A sense of unity is subtly established by McQueen’s visual direction despite the turbulent history being presented.
It adds up to a somewhat overwhelming quantity of material over the course of its almost four and a half-hour length, which can be challenging to digest and absorb. It’s simpler to recognize how McQueen reframes all of this data by contrasting narration from the past with images from the present and analyzing the resonance between the two. He frequently draws parallels between modern activism and fears of violence, annihilation, or calamity; noticeably, the camera records some brutal police crackdowns.

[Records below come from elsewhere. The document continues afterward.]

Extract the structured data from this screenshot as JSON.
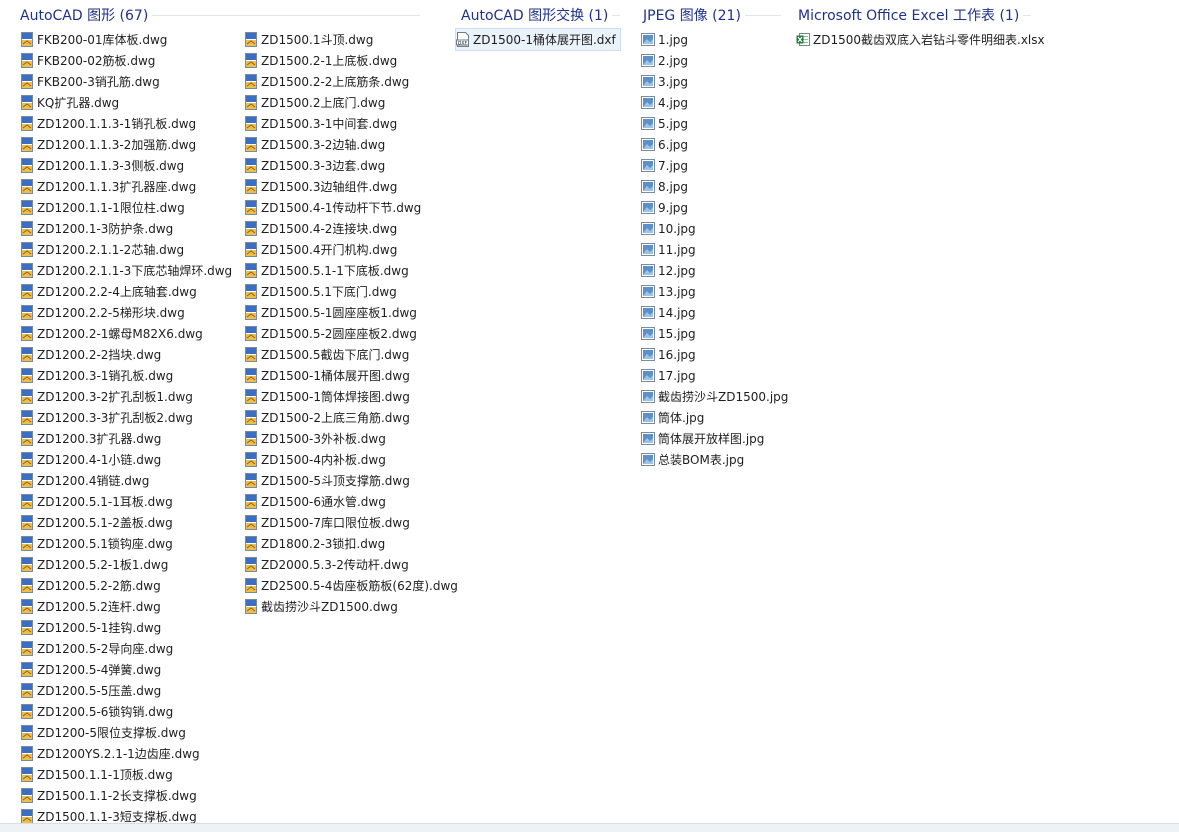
{
  "groups": [
    {
      "key": "dwg",
      "title": "AutoCAD 图形 (67)",
      "icon": "dwg-file-icon",
      "columns": [
        [
          "FKB200-01库体板.dwg",
          "FKB200-02筋板.dwg",
          "FKB200-3销孔筋.dwg",
          "KQ扩孔器.dwg",
          "ZD1200.1.1.3-1销孔板.dwg",
          "ZD1200.1.1.3-2加强筋.dwg",
          "ZD1200.1.1.3-3侧板.dwg",
          "ZD1200.1.1.3扩孔器座.dwg",
          "ZD1200.1.1-1限位柱.dwg",
          "ZD1200.1-3防护条.dwg",
          "ZD1200.2.1.1-2芯轴.dwg",
          "ZD1200.2.1.1-3下底芯轴焊环.dwg",
          "ZD1200.2.2-4上底轴套.dwg",
          "ZD1200.2.2-5梯形块.dwg",
          "ZD1200.2-1螺母M82X6.dwg",
          "ZD1200.2-2挡块.dwg",
          "ZD1200.3-1销孔板.dwg",
          "ZD1200.3-2扩孔刮板1.dwg",
          "ZD1200.3-3扩孔刮板2.dwg",
          "ZD1200.3扩孔器.dwg",
          "ZD1200.4-1小链.dwg",
          "ZD1200.4销链.dwg",
          "ZD1200.5.1-1耳板.dwg",
          "ZD1200.5.1-2盖板.dwg",
          "ZD1200.5.1锁钩座.dwg",
          "ZD1200.5.2-1板1.dwg",
          "ZD1200.5.2-2筋.dwg",
          "ZD1200.5.2连杆.dwg",
          "ZD1200.5-1挂钩.dwg",
          "ZD1200.5-2导向座.dwg",
          "ZD1200.5-4弹簧.dwg",
          "ZD1200.5-5压盖.dwg",
          "ZD1200.5-6锁钩销.dwg",
          "ZD1200-5限位支撑板.dwg",
          "ZD1200YS.2.1-1边齿座.dwg",
          "ZD1500.1.1-1顶板.dwg",
          "ZD1500.1.1-2长支撑板.dwg",
          "ZD1500.1.1-3短支撑板.dwg"
        ],
        [
          "ZD1500.1斗顶.dwg",
          "ZD1500.2-1上底板.dwg",
          "ZD1500.2-2上底筋条.dwg",
          "ZD1500.2上底门.dwg",
          "ZD1500.3-1中间套.dwg",
          "ZD1500.3-2边轴.dwg",
          "ZD1500.3-3边套.dwg",
          "ZD1500.3边轴组件.dwg",
          "ZD1500.4-1传动杆下节.dwg",
          "ZD1500.4-2连接块.dwg",
          "ZD1500.4开门机构.dwg",
          "ZD1500.5.1-1下底板.dwg",
          "ZD1500.5.1下底门.dwg",
          "ZD1500.5-1圆座座板1.dwg",
          "ZD1500.5-2圆座座板2.dwg",
          "ZD1500.5截齿下底门.dwg",
          "ZD1500-1桶体展开图.dwg",
          "ZD1500-1筒体焊接图.dwg",
          "ZD1500-2上底三角筋.dwg",
          "ZD1500-3外补板.dwg",
          "ZD1500-4内补板.dwg",
          "ZD1500-5斗顶支撑筋.dwg",
          "ZD1500-6通水管.dwg",
          "ZD1500-7库口限位板.dwg",
          "ZD1800.2-3锁扣.dwg",
          "ZD2000.5.3-2传动杆.dwg",
          "ZD2500.5-4齿座板筋板(62度).dwg",
          "截齿捞沙斗ZD1500.dwg"
        ]
      ]
    },
    {
      "key": "dxf",
      "title": "AutoCAD 图形交换 (1)",
      "icon": "dxf-file-icon",
      "selected": "ZD1500-1桶体展开图.dxf",
      "columns": [
        [
          "ZD1500-1桶体展开图.dxf"
        ]
      ]
    },
    {
      "key": "jpg",
      "title": "JPEG 图像 (21)",
      "icon": "jpeg-file-icon",
      "columns": [
        [
          "1.jpg",
          "2.jpg",
          "3.jpg",
          "4.jpg",
          "5.jpg",
          "6.jpg",
          "7.jpg",
          "8.jpg",
          "9.jpg",
          "10.jpg",
          "11.jpg",
          "12.jpg",
          "13.jpg",
          "14.jpg",
          "15.jpg",
          "16.jpg",
          "17.jpg",
          "截齿捞沙斗ZD1500.jpg",
          "筒体.jpg",
          "筒体展开放样图.jpg",
          "总装BOM表.jpg"
        ]
      ]
    },
    {
      "key": "xlsx",
      "title": "Microsoft Office Excel 工作表 (1)",
      "icon": "excel-file-icon",
      "columns": [
        [
          "ZD1500截齿双底入岩钻斗零件明细表.xlsx"
        ]
      ]
    }
  ]
}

A sense of unity is subtly established by McQueen’s visual direction despite the turbulent history being presented. Seeing a demonstration against discourse that denigrates refugees and whose speakers acknowledge Black lives in the US and the hypocrisy of white supremacy is energizing. A young, mixed-race Jewish boy is practicing for his Bar Mitzvah in another poignant scene; his combined origin suggests that he is a long way from the city’s racist, oppressive past.
Throughout the city, the film includes scenes of people going about their daily lives, unwinding in their homes, and skating on a frozen river or sledding down a frozen hill to the music of disco. Even these unassuming pictures serve as a deliberate contrast to the city’s fascist past by illustrating hard-won liberties. All of it comes together to form a massive anthropological effort that powerfully depicts tenacity, intersectionality, and togetherness.